Молодой чернявый мужчина, с щегольским зализанным пробором и кожаной папочкой в руках, кивнул на входе дежурному и легко вбежал на второй этаж. Достав из кармана связку ключей, открыл кабинет с табличкой «Оперуполномоченные УР», прошел в свою комнатку.

В небольшом обшарпанном помещении стоял стол с допотопным телефоном и стареньким компьютером, стандартный сейф и стул. Еще один стул посередине кабинета предназначался для посетителей.

Чернявый уселся за стол у окна, и на столе тут же зазвонил телефон.

– Старший лейтенант Зиганшин слушает, – поднял он трубку. – Конечно, на месте, раз ты на служебный звонишь.

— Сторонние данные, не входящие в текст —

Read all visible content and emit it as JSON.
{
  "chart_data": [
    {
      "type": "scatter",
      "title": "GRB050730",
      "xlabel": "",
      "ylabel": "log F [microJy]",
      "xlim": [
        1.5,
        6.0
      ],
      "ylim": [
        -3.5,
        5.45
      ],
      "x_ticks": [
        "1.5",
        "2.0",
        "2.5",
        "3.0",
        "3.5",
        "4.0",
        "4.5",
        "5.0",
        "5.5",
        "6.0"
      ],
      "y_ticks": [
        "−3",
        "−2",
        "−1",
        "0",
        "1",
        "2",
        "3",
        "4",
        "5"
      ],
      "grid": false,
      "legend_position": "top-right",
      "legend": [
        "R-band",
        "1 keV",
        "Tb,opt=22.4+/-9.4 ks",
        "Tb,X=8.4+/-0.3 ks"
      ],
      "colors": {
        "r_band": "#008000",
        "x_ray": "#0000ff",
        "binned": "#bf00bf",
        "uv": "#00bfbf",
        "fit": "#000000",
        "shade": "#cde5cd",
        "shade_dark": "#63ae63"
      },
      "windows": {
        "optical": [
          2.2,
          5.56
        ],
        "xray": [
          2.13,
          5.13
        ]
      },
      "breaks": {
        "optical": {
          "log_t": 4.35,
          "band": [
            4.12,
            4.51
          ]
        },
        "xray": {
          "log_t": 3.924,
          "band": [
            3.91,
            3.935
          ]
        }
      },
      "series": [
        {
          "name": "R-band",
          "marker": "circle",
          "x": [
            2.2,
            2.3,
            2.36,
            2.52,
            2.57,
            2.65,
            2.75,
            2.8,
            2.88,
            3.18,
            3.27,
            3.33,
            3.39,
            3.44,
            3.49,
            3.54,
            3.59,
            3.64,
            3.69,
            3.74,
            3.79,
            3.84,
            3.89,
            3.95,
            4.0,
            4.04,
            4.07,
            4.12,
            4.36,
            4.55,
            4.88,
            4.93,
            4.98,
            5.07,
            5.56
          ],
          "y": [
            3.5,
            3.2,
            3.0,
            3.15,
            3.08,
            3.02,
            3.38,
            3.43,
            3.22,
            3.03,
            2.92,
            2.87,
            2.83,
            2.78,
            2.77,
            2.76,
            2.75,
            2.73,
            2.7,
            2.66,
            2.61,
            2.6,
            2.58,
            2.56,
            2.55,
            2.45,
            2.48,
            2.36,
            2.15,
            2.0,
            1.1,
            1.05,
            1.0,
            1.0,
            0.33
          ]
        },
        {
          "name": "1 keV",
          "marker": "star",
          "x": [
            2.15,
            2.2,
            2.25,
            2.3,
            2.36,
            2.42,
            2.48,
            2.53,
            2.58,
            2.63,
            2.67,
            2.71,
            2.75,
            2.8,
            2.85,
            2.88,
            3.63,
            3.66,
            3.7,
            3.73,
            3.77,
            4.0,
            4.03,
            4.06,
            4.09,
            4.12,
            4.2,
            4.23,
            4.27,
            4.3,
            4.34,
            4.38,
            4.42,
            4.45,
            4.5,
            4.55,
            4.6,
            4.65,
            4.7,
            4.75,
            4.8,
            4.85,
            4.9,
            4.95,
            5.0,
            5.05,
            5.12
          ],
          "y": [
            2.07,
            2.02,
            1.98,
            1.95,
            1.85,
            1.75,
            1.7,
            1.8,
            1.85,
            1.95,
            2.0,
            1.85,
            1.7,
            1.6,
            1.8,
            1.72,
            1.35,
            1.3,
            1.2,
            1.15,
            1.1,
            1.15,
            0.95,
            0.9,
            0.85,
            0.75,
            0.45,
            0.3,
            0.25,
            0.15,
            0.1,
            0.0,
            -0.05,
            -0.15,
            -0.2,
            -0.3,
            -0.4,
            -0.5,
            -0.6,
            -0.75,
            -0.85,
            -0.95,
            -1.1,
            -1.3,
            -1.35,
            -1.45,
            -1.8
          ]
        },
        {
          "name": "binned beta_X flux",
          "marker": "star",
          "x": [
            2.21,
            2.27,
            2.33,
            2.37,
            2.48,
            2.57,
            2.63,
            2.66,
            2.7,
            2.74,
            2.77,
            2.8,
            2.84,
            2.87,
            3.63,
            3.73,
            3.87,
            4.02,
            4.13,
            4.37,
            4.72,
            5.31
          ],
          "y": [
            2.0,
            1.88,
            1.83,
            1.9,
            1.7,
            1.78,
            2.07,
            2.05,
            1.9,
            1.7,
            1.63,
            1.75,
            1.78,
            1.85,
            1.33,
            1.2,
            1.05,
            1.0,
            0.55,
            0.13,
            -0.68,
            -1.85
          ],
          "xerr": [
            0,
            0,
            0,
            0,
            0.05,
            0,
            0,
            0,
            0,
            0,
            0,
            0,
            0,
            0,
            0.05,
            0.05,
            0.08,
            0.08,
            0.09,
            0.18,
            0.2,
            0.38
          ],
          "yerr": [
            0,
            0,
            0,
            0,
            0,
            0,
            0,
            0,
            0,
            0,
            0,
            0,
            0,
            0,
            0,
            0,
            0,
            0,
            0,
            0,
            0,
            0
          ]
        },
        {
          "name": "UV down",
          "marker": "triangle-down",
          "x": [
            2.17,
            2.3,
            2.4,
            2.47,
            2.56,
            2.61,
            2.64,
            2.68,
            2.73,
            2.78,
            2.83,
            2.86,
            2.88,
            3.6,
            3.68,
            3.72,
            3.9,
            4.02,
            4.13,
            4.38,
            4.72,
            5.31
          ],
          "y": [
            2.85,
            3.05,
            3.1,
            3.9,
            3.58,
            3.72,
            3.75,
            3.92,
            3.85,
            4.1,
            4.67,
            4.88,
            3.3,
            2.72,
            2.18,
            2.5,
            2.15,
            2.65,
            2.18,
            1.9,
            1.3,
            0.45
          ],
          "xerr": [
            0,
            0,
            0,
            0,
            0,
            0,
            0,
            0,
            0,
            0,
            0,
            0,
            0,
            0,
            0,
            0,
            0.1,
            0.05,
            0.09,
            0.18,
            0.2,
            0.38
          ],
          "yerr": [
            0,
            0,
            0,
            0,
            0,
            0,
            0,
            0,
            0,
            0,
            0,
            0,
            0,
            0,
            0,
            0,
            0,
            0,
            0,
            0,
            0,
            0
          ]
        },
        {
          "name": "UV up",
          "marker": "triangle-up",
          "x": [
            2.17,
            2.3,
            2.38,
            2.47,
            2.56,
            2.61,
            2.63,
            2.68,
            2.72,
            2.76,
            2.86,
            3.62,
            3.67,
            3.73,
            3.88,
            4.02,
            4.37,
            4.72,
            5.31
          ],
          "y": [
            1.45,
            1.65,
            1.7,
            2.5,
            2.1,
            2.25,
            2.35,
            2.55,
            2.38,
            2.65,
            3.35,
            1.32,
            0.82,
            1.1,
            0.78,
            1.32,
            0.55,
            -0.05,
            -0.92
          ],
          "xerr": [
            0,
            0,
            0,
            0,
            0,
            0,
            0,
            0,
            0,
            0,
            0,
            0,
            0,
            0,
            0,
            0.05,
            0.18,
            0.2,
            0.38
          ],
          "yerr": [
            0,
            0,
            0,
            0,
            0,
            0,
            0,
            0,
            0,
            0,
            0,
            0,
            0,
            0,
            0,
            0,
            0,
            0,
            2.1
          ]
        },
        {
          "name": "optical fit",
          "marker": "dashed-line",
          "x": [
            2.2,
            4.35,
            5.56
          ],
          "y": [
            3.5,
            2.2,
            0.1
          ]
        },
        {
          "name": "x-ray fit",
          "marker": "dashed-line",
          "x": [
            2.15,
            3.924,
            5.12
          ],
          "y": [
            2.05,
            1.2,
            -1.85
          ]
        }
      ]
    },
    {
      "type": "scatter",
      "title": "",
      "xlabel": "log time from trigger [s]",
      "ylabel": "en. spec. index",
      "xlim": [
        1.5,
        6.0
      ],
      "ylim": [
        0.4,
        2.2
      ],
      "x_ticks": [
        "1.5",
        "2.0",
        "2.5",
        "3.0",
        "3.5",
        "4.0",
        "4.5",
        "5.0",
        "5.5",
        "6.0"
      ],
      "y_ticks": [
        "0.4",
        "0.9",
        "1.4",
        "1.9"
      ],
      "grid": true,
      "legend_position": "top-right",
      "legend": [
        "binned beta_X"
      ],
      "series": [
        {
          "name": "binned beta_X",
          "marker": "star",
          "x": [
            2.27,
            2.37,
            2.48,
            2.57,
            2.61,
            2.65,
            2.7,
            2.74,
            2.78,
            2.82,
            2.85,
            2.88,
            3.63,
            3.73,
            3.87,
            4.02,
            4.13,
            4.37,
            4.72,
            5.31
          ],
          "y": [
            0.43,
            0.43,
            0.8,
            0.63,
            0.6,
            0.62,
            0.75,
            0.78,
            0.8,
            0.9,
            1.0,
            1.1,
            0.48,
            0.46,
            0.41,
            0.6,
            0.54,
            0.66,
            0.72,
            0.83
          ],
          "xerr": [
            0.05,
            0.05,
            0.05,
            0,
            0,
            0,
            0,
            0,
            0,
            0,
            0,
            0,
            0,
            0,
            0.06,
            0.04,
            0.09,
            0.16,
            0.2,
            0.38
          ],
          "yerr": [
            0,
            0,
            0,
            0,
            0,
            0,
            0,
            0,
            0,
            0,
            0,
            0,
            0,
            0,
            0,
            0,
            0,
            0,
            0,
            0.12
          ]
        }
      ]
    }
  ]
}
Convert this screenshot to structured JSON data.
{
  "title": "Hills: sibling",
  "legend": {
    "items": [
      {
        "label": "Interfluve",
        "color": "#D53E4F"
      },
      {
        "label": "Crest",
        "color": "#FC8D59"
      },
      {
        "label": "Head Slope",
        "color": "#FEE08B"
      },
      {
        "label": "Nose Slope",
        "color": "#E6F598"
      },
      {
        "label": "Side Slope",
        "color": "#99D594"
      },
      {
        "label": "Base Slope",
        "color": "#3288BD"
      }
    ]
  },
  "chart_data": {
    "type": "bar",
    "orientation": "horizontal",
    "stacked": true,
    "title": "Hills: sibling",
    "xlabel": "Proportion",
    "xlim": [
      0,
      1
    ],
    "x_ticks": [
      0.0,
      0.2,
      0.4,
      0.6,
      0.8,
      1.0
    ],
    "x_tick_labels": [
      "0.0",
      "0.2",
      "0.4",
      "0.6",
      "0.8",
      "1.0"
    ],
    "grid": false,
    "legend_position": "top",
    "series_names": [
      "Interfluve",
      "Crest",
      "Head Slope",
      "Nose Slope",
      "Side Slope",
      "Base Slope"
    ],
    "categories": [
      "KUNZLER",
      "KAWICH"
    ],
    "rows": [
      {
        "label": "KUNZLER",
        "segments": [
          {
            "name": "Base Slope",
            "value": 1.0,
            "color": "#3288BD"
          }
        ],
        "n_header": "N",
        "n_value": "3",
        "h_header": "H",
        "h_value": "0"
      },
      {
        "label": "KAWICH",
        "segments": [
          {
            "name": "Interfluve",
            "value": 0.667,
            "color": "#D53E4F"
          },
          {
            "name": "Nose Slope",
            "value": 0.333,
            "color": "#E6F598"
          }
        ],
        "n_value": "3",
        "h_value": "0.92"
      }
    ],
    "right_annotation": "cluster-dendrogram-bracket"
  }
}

Сколько тебе повторял: если сам понимаешь, что не сумеешь раскрыть преступление, не принимай заяву, а то процент раскрываемости по райотделу снизится. Да, да, отказуху пиши, ссылайся на кодекс, на что угодно… Только грамотно, не зарывайся.

Утро старшего лейтенанта прошло в телефонных звонках. Зиганшин наставлял, увещевал, запугивал, юлил, льстил и хамил – в зависимости от того, с кем разговаривал. Вскоре появились первые посетители: угрюмая баба с заявлением на мужа-алкоголика, избитый подросток с жалобой на отца, гордый патрульный сержант с пойманной им рыночной воровкой…

Правоохранитель, натянув на лицо маску казенного отчуждения, слушал, задавал вопросы, писал протоколы… Все это было скучно, рутинно, а главное, не приносило никакой личной выгоды.

Конечно, Миша Зиганшин никогда бы не пошел работать в райотдел – после юрфака он хотел устроиться в суд, на службе в горотделе настоял папа, городской прокурор. Мол, низовой оперативный уровень – лучшее место для начала карьеры в МВД, прослужив там лет пять без «залетов» и имея «волосатую руку», вполне можно выйти на другой уровень – например, попасть в главк. А ведь только в главках можно отстроить большую карьеру и нахватать звезд на погоны.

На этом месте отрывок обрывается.